I am working on doing a diff between tables in postgresql, it takes a long time, as each table is ~13GB... My current query is:
SELECT * FROM tableA EXCEPT SELECT * FROM tableB; and
SELECT * FROM tableB EXCEPT SELECT * FROM tableA; When I do a diff on the two (unindexed) tables it takes 1:40 hours (1 hour and 40 minutes) In order to get both the new and removed rows I need to run the query twice, bringing the total time to 3:30 hours.
I ran the Postgresql EXPLAIN query on it to see what it was doing. It looks like it is sorting the first table, then the second, then comparing them. Well that made me think that if I indexed the tables they would be presorted and the diff query would be much faster.

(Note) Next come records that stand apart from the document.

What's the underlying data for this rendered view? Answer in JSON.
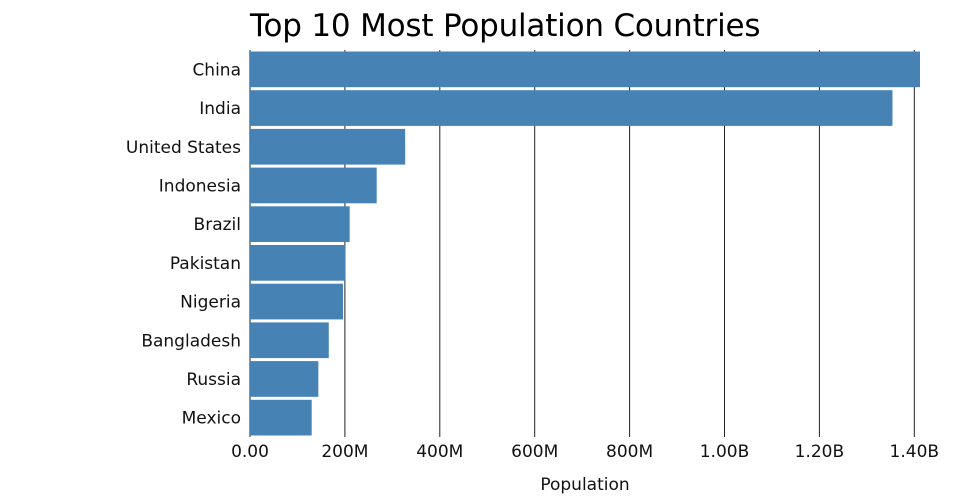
{
  "chart_data": {
    "type": "bar",
    "orientation": "horizontal",
    "title": "Top 10 Most Population Countries",
    "xlabel": "Population",
    "ylabel": "",
    "categories": [
      "China",
      "India",
      "United States",
      "Indonesia",
      "Brazil",
      "Pakistan",
      "Nigeria",
      "Bangladesh",
      "Russia",
      "Mexico"
    ],
    "values": [
      1412000000,
      1354000000,
      327000000,
      267000000,
      210000000,
      201000000,
      196000000,
      166000000,
      144000000,
      130000000
    ],
    "xlim": [
      0,
      1412000000
    ],
    "x_ticks": [
      0,
      200000000,
      400000000,
      600000000,
      800000000,
      1000000000,
      1200000000,
      1400000000
    ],
    "x_tick_labels": [
      "0.00",
      "200M",
      "400M",
      "600M",
      "800M",
      "1.00B",
      "1.20B",
      "1.40B"
    ],
    "grid": "vertical",
    "bar_color": "#4682b4"
  }
}
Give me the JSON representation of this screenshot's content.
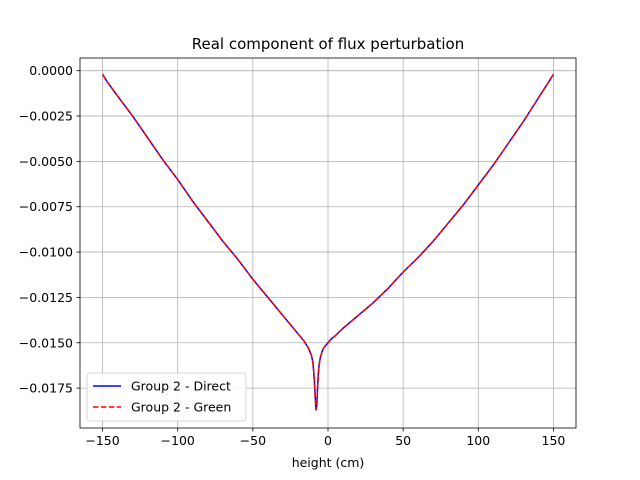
{
  "chart_data": {
    "type": "line",
    "title": "Real component of flux perturbation",
    "xlabel": "height (cm)",
    "ylabel": "",
    "xlim": [
      -165,
      165
    ],
    "ylim": [
      -0.0197,
      0.0007
    ],
    "xticks": [
      -150,
      -100,
      -50,
      0,
      50,
      100,
      150
    ],
    "xtick_labels": [
      "−150",
      "−100",
      "−50",
      "0",
      "50",
      "100",
      "150"
    ],
    "yticks": [
      0.0,
      -0.0025,
      -0.005,
      -0.0075,
      -0.01,
      -0.0125,
      -0.015,
      -0.0175
    ],
    "ytick_labels": [
      "0.0000",
      "−0.0025",
      "−0.0050",
      "−0.0075",
      "−0.0100",
      "−0.0125",
      "−0.0150",
      "−0.0175"
    ],
    "grid": true,
    "legend_position": "lower-left",
    "series": [
      {
        "name": "Group 2 - Direct",
        "color": "#0000ff",
        "style": "solid",
        "x": [
          -150,
          -147,
          -140,
          -130,
          -120,
          -110,
          -100,
          -90,
          -80,
          -70,
          -60,
          -50,
          -40,
          -30,
          -25,
          -20,
          -16,
          -13,
          -11,
          -10,
          -9.5,
          -9,
          -8.5,
          -8,
          -7.5,
          -7,
          -6.5,
          -6,
          -5.5,
          -5,
          -4,
          -3,
          -2,
          0,
          2,
          5,
          10,
          20,
          30,
          40,
          50,
          60,
          70,
          80,
          90,
          100,
          110,
          120,
          130,
          140,
          147,
          150
        ],
        "y": [
          -0.0002,
          -0.0006,
          -0.0014,
          -0.0025,
          -0.0037,
          -0.0049,
          -0.006,
          -0.0072,
          -0.0083,
          -0.0094,
          -0.0104,
          -0.0115,
          -0.0125,
          -0.0135,
          -0.014,
          -0.0145,
          -0.0149,
          -0.0153,
          -0.0157,
          -0.0161,
          -0.0166,
          -0.0172,
          -0.018,
          -0.0187,
          -0.0185,
          -0.0176,
          -0.0168,
          -0.0163,
          -0.016,
          -0.0158,
          -0.0155,
          -0.0153,
          -0.0152,
          -0.015,
          -0.0148,
          -0.0146,
          -0.0142,
          -0.0135,
          -0.0128,
          -0.012,
          -0.0111,
          -0.0103,
          -0.0094,
          -0.0084,
          -0.0074,
          -0.0063,
          -0.0052,
          -0.004,
          -0.0028,
          -0.0015,
          -0.0006,
          -0.0002
        ]
      },
      {
        "name": "Group 2 - Green",
        "color": "#ff0000",
        "style": "dashed",
        "x": [
          -150,
          -147,
          -140,
          -130,
          -120,
          -110,
          -100,
          -90,
          -80,
          -70,
          -60,
          -50,
          -40,
          -30,
          -25,
          -20,
          -16,
          -13,
          -11,
          -10,
          -9.5,
          -9,
          -8.5,
          -8,
          -7.5,
          -7,
          -6.5,
          -6,
          -5.5,
          -5,
          -4,
          -3,
          -2,
          0,
          2,
          5,
          10,
          20,
          30,
          40,
          50,
          60,
          70,
          80,
          90,
          100,
          110,
          120,
          130,
          140,
          147,
          150
        ],
        "y": [
          -0.0002,
          -0.0006,
          -0.0014,
          -0.0025,
          -0.0037,
          -0.0049,
          -0.006,
          -0.0072,
          -0.0083,
          -0.0094,
          -0.0104,
          -0.0115,
          -0.0125,
          -0.0135,
          -0.014,
          -0.0145,
          -0.0149,
          -0.0153,
          -0.0157,
          -0.0161,
          -0.0166,
          -0.0172,
          -0.018,
          -0.0187,
          -0.0185,
          -0.0176,
          -0.0168,
          -0.0163,
          -0.016,
          -0.0158,
          -0.0155,
          -0.0153,
          -0.0152,
          -0.015,
          -0.0148,
          -0.0146,
          -0.0142,
          -0.0135,
          -0.0128,
          -0.012,
          -0.0111,
          -0.0103,
          -0.0094,
          -0.0084,
          -0.0074,
          -0.0063,
          -0.0052,
          -0.004,
          -0.0028,
          -0.0015,
          -0.0006,
          -0.0002
        ]
      }
    ]
  }
}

Indexing each table took 45 minutes. Once Indexed, each Diff took 1:35 hours. Why do the indexes only shave off 5 minutes off the total diff time? I would assume that it would be more than half, since in the unindexed queries I am sorting each table twice (I need to run the query twice)
Since one of these tables will not be changing much, it will only need to be indexed once, the other will be updated daily. So the total runtime for the indexed method is 45 minutes for the index, plus 2x 1:35 for the diff, giving a total of 3:55 hours, almost 4hours.
What am I doing wrong here, I can't possibly see why with the index my net diff time is larger than without it?
This is in slight reference to my other question here: Postgresql UNION takes 10 times as long as running the individual queries
EDIT: Here is the schema for the two tables, they are identical except the table name.
CREATE TABLE bulk.blue ( "partA" text NOT NULL, "type" text NOT NULL, "partB" text NOT NULL ) WITH ( OIDS=FALSE );
explain analyzewould be very helpful and should always be done when you are doing comparative analysis after making changes. For example, it would have shown that you still were not using indices after you added them. BTW, clustering on the index would make it work stupendously faster once you used the correct query.